No doubt the tributes were sincere. But politicians — perhaps because they are always accused of being out of touch — are all too eager to show their sensitivity. They end up trying too hard and sounding false, like nervous actors. They now talk about the members of their tribe who ‘speak human’ — they said it about Ed Miliband, remember — yet the very phrase sounds alien. David Cameron, quoting Alastair Campbell, said that Kennedy ‘spoke fluent human because he had humanity in every vein and every cell’. Hmm. Don’t we all? Angus Robertson of the SNP said that Kennedy ‘remained rooted in the real’ — a phrase that suggested Robertson might be rooted somewhere else.
Pundits said this was Parliament ‘at its best’, that the MPs were ‘bridging the political divide’ or ‘rising above politics’. To me it felt a bit like a bad episode of the West Wing.

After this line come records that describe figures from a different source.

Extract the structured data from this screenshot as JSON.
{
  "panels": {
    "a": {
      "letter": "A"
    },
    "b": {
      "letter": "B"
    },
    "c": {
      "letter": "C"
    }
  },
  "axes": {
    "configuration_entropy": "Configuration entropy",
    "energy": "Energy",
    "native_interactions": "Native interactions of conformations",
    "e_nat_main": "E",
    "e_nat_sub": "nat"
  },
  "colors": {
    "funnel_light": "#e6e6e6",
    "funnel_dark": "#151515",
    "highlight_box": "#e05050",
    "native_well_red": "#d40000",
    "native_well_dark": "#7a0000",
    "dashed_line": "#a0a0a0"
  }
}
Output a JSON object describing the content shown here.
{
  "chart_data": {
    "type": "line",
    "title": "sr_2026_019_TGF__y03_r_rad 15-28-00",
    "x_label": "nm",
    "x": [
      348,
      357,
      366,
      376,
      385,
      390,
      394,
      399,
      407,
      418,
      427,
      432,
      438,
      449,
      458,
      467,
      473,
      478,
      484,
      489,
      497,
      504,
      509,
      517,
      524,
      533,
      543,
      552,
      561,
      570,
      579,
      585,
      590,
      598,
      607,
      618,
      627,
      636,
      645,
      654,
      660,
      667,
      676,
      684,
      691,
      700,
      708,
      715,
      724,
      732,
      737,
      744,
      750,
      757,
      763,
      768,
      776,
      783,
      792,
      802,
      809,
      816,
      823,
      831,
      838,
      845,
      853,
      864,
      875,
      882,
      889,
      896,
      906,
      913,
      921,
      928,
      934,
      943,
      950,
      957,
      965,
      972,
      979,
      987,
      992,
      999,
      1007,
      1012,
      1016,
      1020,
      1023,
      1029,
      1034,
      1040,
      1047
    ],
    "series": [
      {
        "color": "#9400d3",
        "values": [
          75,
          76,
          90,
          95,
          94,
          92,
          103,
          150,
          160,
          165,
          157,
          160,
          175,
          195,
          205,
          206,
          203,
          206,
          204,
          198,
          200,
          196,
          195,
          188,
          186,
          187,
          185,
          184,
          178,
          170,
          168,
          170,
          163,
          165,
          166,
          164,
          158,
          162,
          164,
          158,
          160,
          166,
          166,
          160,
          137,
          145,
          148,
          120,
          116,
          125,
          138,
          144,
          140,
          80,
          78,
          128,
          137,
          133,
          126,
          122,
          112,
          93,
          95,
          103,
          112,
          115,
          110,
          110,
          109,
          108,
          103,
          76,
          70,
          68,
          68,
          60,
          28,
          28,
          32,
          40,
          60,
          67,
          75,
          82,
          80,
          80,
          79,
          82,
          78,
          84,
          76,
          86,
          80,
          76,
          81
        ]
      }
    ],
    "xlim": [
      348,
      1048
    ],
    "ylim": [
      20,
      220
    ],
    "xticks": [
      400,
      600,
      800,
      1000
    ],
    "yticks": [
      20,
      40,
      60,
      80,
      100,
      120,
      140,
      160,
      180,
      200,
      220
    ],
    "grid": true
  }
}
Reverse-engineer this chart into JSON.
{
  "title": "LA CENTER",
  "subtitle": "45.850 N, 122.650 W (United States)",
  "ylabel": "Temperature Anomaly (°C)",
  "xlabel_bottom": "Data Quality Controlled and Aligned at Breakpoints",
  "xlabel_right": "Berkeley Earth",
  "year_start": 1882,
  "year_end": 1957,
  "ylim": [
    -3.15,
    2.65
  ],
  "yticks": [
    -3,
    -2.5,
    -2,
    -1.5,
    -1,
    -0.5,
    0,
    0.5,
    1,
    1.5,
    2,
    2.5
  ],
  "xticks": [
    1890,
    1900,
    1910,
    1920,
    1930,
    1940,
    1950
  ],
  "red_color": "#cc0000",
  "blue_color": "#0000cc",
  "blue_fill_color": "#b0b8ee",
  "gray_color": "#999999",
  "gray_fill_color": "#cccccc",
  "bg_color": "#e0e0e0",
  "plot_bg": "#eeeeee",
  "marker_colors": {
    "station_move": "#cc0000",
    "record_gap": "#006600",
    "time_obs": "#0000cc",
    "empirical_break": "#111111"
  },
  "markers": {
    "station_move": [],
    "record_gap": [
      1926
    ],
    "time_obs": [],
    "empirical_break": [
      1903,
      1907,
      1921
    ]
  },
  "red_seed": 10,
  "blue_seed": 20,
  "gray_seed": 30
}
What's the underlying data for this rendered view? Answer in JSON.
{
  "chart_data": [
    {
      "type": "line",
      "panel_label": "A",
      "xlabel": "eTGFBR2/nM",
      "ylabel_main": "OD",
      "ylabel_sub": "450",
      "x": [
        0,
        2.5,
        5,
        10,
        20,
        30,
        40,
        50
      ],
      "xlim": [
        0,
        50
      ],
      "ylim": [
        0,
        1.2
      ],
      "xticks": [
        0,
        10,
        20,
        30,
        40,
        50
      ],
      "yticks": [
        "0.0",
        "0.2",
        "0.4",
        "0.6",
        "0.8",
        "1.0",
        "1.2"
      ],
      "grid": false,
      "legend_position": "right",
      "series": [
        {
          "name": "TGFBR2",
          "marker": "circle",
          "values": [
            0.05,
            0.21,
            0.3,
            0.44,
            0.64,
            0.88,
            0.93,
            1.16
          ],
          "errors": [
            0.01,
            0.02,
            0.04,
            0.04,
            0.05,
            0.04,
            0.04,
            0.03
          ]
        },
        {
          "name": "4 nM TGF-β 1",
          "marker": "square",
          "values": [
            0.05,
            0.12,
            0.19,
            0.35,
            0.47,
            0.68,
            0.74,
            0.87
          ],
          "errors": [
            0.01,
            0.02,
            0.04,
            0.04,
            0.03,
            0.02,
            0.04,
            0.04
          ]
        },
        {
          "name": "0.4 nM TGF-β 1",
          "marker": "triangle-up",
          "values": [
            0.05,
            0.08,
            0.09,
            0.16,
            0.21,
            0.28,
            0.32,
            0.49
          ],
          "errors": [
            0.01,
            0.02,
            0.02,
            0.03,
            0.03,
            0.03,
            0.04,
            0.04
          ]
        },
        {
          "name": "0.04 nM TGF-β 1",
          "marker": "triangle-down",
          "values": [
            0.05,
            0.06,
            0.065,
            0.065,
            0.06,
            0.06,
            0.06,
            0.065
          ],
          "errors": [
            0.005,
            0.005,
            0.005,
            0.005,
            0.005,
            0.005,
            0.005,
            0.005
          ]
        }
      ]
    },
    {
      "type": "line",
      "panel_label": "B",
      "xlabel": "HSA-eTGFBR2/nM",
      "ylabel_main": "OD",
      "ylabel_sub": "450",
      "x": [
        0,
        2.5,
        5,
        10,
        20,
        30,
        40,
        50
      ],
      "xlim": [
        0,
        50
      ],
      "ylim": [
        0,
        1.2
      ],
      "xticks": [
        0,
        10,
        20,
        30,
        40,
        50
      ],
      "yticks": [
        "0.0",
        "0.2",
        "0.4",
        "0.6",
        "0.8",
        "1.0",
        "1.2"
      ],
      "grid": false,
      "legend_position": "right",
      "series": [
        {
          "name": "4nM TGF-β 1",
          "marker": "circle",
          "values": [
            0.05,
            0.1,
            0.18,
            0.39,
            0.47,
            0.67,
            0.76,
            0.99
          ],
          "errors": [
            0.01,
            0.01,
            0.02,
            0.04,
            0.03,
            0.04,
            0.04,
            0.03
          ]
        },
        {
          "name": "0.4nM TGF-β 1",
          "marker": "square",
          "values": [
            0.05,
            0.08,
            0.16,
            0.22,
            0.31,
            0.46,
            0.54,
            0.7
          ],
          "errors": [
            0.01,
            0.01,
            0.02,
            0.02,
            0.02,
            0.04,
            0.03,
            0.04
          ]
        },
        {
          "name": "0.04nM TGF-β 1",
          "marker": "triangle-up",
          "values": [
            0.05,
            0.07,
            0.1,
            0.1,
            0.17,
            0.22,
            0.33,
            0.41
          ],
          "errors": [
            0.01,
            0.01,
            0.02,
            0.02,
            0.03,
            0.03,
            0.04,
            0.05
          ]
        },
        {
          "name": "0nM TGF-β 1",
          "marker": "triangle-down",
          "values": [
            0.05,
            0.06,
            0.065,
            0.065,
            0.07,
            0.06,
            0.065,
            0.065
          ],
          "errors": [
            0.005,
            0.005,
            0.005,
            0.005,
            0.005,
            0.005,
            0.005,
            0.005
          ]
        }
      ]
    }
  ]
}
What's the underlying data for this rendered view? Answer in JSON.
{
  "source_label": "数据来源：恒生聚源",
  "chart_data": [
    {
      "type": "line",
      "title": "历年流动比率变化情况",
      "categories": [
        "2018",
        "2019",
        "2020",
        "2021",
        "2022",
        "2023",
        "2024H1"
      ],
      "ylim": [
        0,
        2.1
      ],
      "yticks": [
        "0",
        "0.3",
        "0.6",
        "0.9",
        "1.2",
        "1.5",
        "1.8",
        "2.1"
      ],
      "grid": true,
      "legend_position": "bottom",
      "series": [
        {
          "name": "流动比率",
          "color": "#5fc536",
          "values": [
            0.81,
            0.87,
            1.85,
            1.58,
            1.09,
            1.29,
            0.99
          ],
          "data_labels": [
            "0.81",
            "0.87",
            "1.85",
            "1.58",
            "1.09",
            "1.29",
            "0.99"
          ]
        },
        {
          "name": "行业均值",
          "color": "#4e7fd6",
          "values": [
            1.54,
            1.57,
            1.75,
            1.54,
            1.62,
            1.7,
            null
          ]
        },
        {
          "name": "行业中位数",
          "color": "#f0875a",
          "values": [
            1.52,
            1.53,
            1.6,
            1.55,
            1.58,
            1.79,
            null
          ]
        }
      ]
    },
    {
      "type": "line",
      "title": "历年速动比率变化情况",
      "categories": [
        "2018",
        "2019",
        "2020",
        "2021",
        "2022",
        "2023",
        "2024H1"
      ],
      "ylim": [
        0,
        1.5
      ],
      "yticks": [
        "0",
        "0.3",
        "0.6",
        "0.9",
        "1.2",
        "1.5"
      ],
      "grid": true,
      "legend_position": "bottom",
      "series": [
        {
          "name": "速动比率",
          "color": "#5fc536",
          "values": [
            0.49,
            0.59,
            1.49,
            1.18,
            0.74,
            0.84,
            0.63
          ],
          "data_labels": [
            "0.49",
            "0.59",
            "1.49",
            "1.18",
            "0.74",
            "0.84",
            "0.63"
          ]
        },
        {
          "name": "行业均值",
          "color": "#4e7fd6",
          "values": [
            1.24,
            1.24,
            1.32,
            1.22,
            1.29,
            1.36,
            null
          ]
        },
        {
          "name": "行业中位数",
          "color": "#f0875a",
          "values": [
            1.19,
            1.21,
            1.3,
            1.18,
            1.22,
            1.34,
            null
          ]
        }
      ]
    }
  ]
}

I’ve never quite bought the argument that it is a mistake to allow cameras in the House of Commons. But when I see politicians making such a spectacle of themselves, I do wonder.
Nietzsche said that, when it comes to dying, ‘everyone is inveigled into a comedy of vanity, now conscious, now unconscious’. But that vanity can and probably should be contained — or set aside for funerals or memorials. There was no need to turn a House of Commons session into a public and prolix wake.